Still, considering Roepstorff’s team has to invest by far the largest chunk of entrusted money in bonds, generating a decent return looks like a difficult task. However, the Danes have got a secret weapon: mortgage bonds. Danish house buyers collectively issue bonds to finance their homes. Thereafter, the bank that has bought these bonds sells them on the secondary market.
“The Danish mortgage bond market has a size of DKK230bn (€308bn) and has a liquid secondary market. On top of that, the payback ratio is more than 99%. Therefore, Danish mortgage bonds constitute a good – and higher yielding – substitute for government bonds,” Roepstorff explains.
The Nykredit Mortgage Bond Index, which encompasses a portfolio of the most liquid Danish mortgage bonds listed on the Copenhagen Stock Exchange, made a return of 30% since February 2009, while 10-year US Treasuries made a loss of 1.8% dur-ing that same period.
“In Denmark it would be silly not to invest in mortgage bonds. It’s an enormous market – exceeding Danish GDP – and during the financial crisis it showed resilience. As a consequence, Danish households’ economies are highly leveraged, but because they can only issue bonds for up to 80% of the value of their properties, the default ratio is extremely low.”
Nordea’s most conservative Danish multi-asset fund, Nordea Invest Basis 1, has half of its assets under management invested in Danish mortgage bonds. On a one-year basis, it made a return of 5.15%, more than twice the return of its aggregated benchmark. Considering the positive returns on mortgage bonds over the past few years, the relatively high interest rate compared to government bonds and the AAA rating most mortgage bonds enjoy, investing in Danish mortgage bonds looks like a no-brainer.
A bleak horizon
But danger is looming: the IMF warned in a report that Danish households’ high debts and ‘nega¬tive liquid assets’ might lead to default and loss rates on Danish mortgage bonds going up.
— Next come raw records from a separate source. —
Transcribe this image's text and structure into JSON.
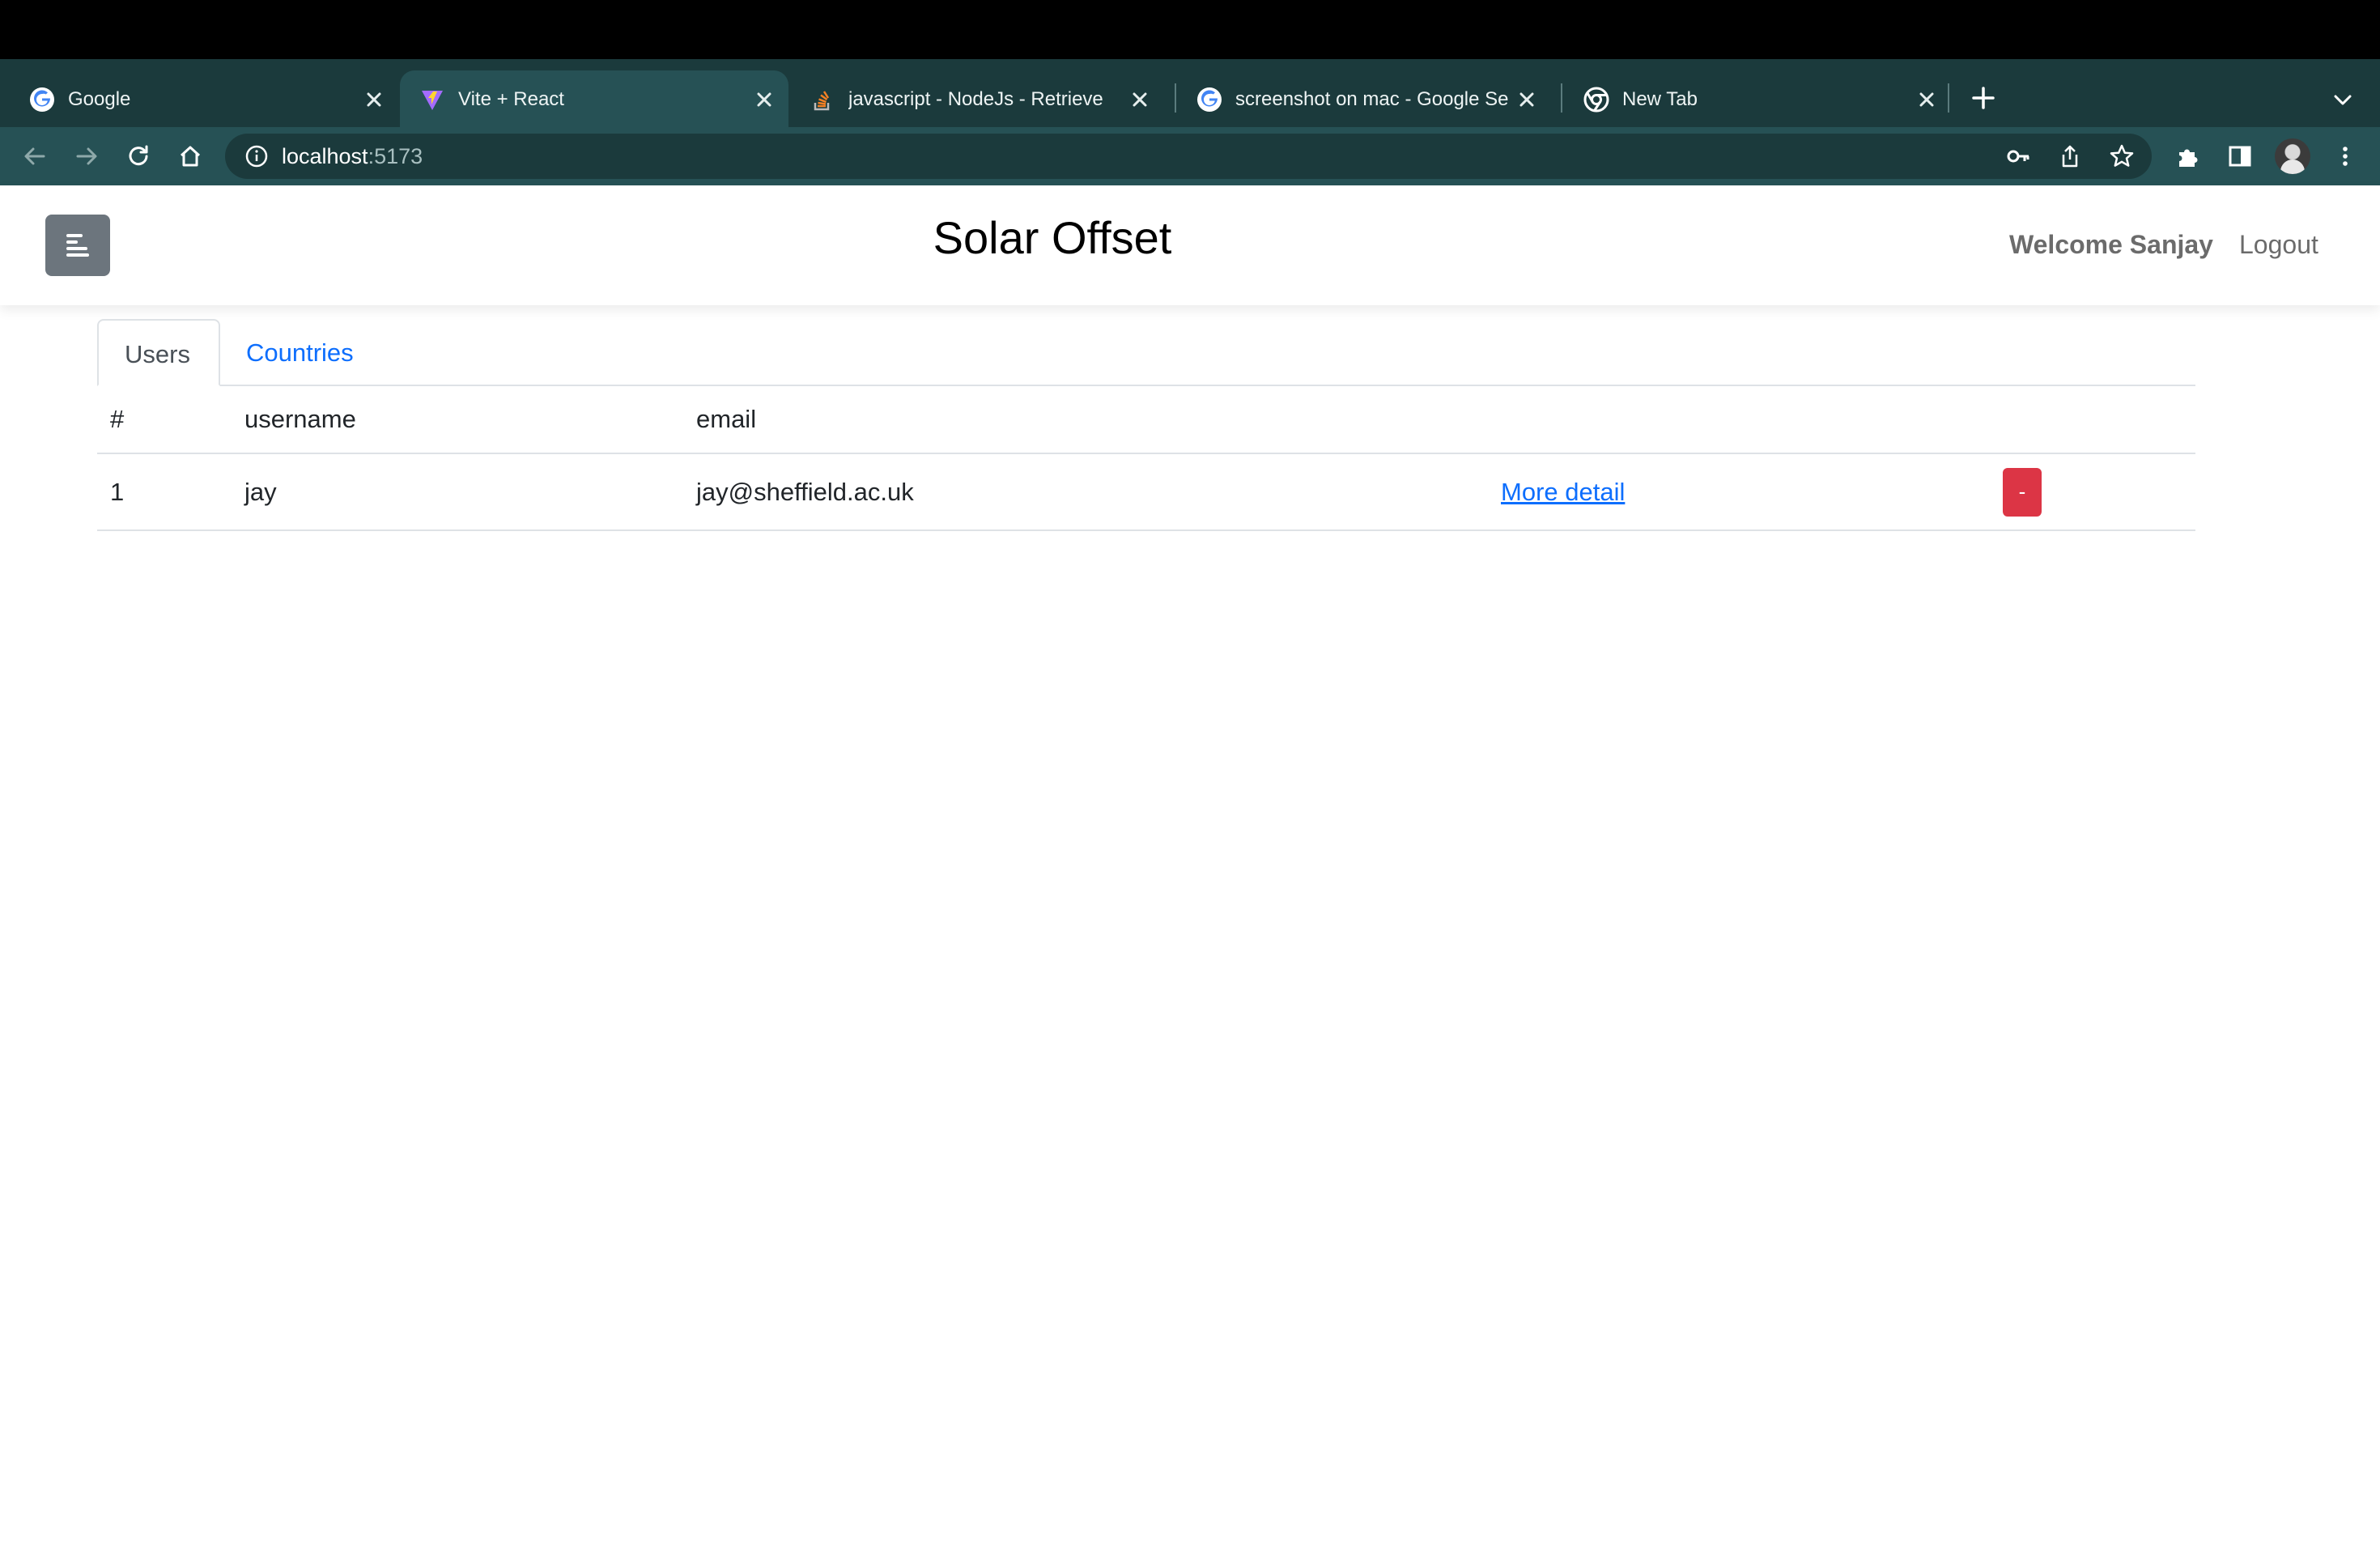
{
  "browser": {
    "tabs": [
      {
        "title": "Google",
        "icon": "google-icon",
        "active": false
      },
      {
        "title": "Vite + React",
        "icon": "vite-icon",
        "active": true
      },
      {
        "title": "javascript - NodeJs - Retrieve",
        "icon": "stackoverflow-icon",
        "active": false
      },
      {
        "title": "screenshot on mac - Google Se",
        "icon": "google-icon",
        "active": false
      },
      {
        "title": "New Tab",
        "icon": "chrome-icon",
        "active": false
      }
    ],
    "url_host": "localhost",
    "url_port": ":5173"
  },
  "app": {
    "title": "Solar Offset",
    "welcome": "Welcome Sanjay",
    "logout": "Logout"
  },
  "nav": {
    "tabs": [
      {
        "label": "Users",
        "active": true
      },
      {
        "label": "Countries",
        "active": false
      }
    ]
  },
  "table": {
    "headers": [
      "#",
      "username",
      "email"
    ],
    "rows": [
      {
        "num": "1",
        "username": "jay",
        "email": "jay@sheffield.ac.uk",
        "detail": "More detail",
        "action": "-"
      }
    ]
  },
  "colors": {
    "tab_strip": "#1b3a3c",
    "toolbar": "#265155",
    "menu_button": "#6c757d",
    "link": "#0d6efd",
    "danger": "#dc3545"
  }
}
More serious is the threat from the European Banking Authority. It proposed last autumn that Danish mortgage bonds should not count as first-class liquid assets, like government bonds, and that mortgage bond holdings be limited to a maximum of 40% of liquid assets. While all of this threatens the long-term love affair of Roepstorff’s investors with fixed income, it will probably be a long time before the circumstances are extreme enough to change their DNA.